Last modified: July 15, 2010

Applies to: SharePoint Foundation 2010

Available in SharePoint Online

You should be aware of the following important differences between the ECMAScript (JavaScript, JScript) and managed client object models.

  • The method signature may be different, as with the ClientContext() constructor (JavaScript: ClientContext(serverRelativeUrl)). In JavaScript this constructor takes a server-relative URL, but the managed version of this constructor takes either a full URL or a Uri.

  • The two object models use different data value types. The JavaScript object model does not have equivalents for all the data value types in the .NET Framework managed object model.
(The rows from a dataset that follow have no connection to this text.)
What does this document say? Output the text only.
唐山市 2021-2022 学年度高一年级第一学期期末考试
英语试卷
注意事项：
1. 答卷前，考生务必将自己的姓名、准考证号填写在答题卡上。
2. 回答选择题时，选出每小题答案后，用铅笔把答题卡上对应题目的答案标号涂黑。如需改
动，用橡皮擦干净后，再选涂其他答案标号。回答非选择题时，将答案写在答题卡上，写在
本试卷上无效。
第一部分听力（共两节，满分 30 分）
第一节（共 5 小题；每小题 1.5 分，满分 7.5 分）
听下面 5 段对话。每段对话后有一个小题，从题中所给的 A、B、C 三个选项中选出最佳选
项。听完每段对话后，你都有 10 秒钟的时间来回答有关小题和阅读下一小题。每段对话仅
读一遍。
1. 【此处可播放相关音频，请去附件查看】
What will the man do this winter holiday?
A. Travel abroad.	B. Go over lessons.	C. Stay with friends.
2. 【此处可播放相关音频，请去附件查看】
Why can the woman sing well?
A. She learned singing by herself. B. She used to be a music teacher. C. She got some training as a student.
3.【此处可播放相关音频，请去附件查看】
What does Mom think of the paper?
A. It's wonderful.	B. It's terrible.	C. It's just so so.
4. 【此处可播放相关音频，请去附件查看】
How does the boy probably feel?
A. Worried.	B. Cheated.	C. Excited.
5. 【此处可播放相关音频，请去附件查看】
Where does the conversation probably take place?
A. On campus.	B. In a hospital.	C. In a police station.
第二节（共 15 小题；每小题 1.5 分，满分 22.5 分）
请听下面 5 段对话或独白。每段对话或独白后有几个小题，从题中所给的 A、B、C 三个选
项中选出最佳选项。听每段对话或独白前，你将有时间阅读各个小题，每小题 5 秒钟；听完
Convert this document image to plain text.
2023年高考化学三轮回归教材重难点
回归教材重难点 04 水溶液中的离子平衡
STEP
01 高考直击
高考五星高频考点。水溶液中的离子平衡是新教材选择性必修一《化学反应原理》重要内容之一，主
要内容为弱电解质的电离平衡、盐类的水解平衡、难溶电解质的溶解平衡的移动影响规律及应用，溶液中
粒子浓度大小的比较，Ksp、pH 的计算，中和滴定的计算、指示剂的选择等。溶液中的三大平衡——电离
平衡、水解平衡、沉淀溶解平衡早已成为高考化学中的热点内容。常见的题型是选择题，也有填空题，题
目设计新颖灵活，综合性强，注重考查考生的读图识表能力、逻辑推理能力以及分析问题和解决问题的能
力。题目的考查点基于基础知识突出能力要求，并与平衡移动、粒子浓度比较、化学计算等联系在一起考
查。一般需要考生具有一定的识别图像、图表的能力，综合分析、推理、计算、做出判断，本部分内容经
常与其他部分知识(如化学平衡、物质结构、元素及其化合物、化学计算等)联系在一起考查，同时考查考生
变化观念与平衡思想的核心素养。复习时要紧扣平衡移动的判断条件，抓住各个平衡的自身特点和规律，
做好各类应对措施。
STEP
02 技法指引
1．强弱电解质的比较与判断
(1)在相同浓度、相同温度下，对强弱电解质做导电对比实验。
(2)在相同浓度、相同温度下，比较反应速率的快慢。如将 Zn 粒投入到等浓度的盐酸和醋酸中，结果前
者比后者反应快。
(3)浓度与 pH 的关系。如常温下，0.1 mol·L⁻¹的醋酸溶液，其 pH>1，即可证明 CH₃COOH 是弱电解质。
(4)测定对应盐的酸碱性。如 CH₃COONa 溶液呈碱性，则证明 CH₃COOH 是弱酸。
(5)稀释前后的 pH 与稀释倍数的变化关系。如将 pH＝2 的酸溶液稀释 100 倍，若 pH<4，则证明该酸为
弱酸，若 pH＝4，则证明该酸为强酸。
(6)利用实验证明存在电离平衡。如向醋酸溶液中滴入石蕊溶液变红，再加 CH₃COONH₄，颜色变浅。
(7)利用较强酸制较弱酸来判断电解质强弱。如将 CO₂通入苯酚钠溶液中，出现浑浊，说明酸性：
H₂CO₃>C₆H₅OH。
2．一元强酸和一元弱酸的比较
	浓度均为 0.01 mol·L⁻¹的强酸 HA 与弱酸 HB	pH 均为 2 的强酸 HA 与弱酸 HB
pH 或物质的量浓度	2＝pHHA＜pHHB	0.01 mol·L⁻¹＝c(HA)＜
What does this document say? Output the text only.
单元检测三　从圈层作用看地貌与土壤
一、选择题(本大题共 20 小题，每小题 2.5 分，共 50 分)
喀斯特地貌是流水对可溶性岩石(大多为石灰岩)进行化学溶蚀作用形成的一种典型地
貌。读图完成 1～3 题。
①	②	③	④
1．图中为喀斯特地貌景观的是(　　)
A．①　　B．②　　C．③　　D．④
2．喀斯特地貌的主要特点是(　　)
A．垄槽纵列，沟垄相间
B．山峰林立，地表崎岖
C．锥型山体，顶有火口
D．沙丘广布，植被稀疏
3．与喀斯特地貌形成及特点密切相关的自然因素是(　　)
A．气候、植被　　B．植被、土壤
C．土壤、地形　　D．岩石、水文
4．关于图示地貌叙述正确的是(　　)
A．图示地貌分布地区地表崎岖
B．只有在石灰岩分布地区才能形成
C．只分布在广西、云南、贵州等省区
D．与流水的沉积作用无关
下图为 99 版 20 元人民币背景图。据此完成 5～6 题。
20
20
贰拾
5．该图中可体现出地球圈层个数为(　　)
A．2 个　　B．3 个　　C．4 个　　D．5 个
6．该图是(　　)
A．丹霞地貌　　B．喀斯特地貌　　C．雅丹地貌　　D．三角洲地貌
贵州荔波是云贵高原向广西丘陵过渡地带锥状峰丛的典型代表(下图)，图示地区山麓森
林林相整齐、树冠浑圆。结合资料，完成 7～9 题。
JavaScript regards StringCollection as string[]. On the other hand, JavaScript has some values that the .NET Framework does not have, such as NaN, or negative and positive infinity.

  • The JavaScript object model allows Forms authentication, but you cannot specify the authentication mechanism to connect to the server. For information about the managed client object models and Forms authentication, see Authentication in the Managed Client Object Models.

  • When you are creating an item and adding it to an existing collection, further updates cannot be performed with that collection while the query is outstanding. This issue pertains to adding an item to a collection; otherwise, multiple clients can simultaneously read and write to existing items within a collection.

  • As part of general security, you cannot use the JavaScript object model on a page to work with Microsoft SharePoint Foundation 2010 data unless the page contains a form digest control, for example, <SharePoint:FormDigest runat="server"/>.

  • You generally cannot share variables across scopes, so for this reason you cannot use common coding patterns for try/catch/finally statements.

  • A RoleDefinitionBindingCollection object used in creating role assignments does not have object identity. Therefore, if you create a new RoleDefinitionBindingCollection object and then try to use it after creating a role assignment, an error is returned.

  • Some case-insensitive comparisons do not work the same way on the client as they do on the server. Some server-side comparisons use the Web site locale to do a comparison, but the client can only use invariant culture to avoid frequent round trips.  SharePoint Foundation 2010 does not support case-insensitive comparisons if the server is using a Web site locale.

  • Due to the limitations of an asynchronous postback, you may find that inline script is not called when the page is in certain modes, for example, when a Wiki page is in edit mode. In this case, use a ScriptManager control and its RegisterStartupScript() method to register a startup script block for executing your code, instead of using inline script.